Доктор наклонился вперед и сочувствующе кивнул.
– Вы, должно быть, очень устали, – сказал он участливо. – Вам кто-нибудь помогает?
Она прикусила губу, словно от внезапной боли.
– У вас нет детей?
– Нет.
– Братья, сестры, с которыми вы можете поделиться? Близкие друзья?
Она молча покачала головой – побоялась, что дрогнет голос. Никого. Одна во всем мире. Она – и эта жуткая болезнь, отнимающая у нее последнее.
Доктор серьезно кивнул.
– Тогда сделаем так. – Он посмотрел на Гейл, потом на Роберта. – Я запишу вас в группу добровольцев. Через неделю-другую вас пригласят на магнитно-резонансное сканирование. Испытания начались еще осенью, но набор добровольцев продолжается. Разработчики по-прежнему приглашают пациентов для участия. И знаете что, Гейл? Вам тоже нужна помощь. Дневной стационар, помощь в хозяйстве. Группы поддержки. Вам надо с кем-то разговаривать, делиться. Что бы там ни говорили – это тяжелый диагноз. В одиночку справиться трудно.

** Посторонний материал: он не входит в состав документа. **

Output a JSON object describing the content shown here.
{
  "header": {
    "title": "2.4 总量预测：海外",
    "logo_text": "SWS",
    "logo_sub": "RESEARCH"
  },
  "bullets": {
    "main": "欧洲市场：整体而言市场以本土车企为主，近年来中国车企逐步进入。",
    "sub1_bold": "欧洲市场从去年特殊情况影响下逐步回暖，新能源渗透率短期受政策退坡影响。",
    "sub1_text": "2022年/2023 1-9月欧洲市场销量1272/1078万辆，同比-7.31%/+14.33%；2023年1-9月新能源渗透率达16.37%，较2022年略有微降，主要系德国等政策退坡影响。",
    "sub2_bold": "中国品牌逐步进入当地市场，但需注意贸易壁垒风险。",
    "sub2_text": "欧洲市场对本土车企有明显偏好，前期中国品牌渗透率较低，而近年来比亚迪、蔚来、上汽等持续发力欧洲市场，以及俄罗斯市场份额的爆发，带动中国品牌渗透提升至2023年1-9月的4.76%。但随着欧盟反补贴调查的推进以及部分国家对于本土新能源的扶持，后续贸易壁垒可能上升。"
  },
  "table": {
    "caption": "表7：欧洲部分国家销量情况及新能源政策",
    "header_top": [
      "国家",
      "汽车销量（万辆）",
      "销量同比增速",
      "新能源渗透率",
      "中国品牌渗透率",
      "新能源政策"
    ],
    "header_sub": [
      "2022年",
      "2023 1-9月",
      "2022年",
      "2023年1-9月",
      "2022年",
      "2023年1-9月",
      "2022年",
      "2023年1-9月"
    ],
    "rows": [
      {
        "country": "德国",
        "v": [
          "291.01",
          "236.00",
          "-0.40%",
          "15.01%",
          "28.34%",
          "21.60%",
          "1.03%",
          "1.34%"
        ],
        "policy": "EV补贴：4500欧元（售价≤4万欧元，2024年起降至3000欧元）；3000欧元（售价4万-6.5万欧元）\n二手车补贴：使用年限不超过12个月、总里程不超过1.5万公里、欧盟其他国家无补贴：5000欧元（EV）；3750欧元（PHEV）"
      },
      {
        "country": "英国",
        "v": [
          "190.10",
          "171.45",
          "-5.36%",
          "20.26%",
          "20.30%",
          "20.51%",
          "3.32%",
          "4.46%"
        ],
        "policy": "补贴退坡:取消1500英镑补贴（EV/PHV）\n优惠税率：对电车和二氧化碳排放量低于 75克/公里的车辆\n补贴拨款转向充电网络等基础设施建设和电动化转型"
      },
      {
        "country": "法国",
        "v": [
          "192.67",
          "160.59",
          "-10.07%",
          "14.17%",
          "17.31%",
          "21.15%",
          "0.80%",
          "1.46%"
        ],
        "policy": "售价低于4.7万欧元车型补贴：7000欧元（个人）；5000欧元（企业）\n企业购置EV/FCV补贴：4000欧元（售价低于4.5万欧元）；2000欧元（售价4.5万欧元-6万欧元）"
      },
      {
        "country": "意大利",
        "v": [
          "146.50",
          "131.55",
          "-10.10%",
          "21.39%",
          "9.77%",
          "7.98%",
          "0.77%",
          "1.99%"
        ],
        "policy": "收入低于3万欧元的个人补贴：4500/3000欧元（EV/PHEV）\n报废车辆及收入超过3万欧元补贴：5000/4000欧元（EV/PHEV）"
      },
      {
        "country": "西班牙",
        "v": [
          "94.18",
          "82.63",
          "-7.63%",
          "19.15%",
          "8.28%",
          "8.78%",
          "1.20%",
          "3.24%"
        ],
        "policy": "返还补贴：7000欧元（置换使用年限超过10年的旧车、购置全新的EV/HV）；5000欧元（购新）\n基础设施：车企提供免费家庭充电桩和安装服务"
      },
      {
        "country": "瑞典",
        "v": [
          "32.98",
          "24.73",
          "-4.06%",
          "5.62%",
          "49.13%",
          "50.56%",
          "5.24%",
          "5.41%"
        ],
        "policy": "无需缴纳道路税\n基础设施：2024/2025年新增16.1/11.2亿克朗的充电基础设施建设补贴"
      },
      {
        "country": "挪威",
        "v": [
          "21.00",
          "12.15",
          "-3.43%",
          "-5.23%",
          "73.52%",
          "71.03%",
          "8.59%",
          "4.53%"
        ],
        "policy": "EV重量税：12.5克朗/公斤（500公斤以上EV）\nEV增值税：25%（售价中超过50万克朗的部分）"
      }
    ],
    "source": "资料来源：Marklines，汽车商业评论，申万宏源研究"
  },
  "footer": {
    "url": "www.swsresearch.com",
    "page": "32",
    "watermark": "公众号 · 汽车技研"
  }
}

Гейл заставила себя улыбнуться. Неужели он решил, что она собирается расплакаться? Ну нет. И никаких групп ей не нужно. Нужно только одно – поскорее начать лечение и перевернуть эту страницу.
Доктор встал. Дал понять: прием закончен.
– Вам позвонят из исследовательской группы и назначат время. Руководит лабораторией доктор Эндрю Нгуен. Блистательный ученый. Клинический центр в Чарлестоун, Нэви-Ярд. Вы ведь живете поблизости?
Гейл тоже поднялась.
– Честнат-Хилл.
– Превосходно. Значит, так… Пройдите в приемную, к вам выйдет медсестра с направлением, выпиской и кое-какими материалами. Дождитесь ее, пожалуйста.
Гейл поблагодарила, одернула юбку, повесила на плечо сумку и протянула руку Роберту. Роберт довольно долго молчал, сохраняя странное выражение лица, потом неохотно встал.
Понимает ли он, что происходит? Стыдится? Или это гримаса отчаяния?
Боже, как же это случилось? Роберт был самым умным мужчиной из всех, кого она встречала. Не было ничего, чего бы он не умел. Перерыл все дела в адвокатском бюро, помнил наизусть все прецеденты, законы, уложения и поправки. Прочитал все книги, которые стоило прочитать. Провез ее по запутанным дорогам в Апеннинах, ни разу не заблудившись. Заказывал ужины из пяти блюд на безукоризненном французском в лучших ресторанах Парижа, при этом так непринужденно, что ни один официант даже не заподозрил, что перед ним не французский гурмэ. Блистательный интеллект. Гейл часто вспоминала игривую шифровку в кроссворде: самый эротичный орган мужчины, четыре буквы. Правильный ответ – мозг. И вот – жалкий, растерянный, непохожий на себя. Не может нарисовать стрелки на часах.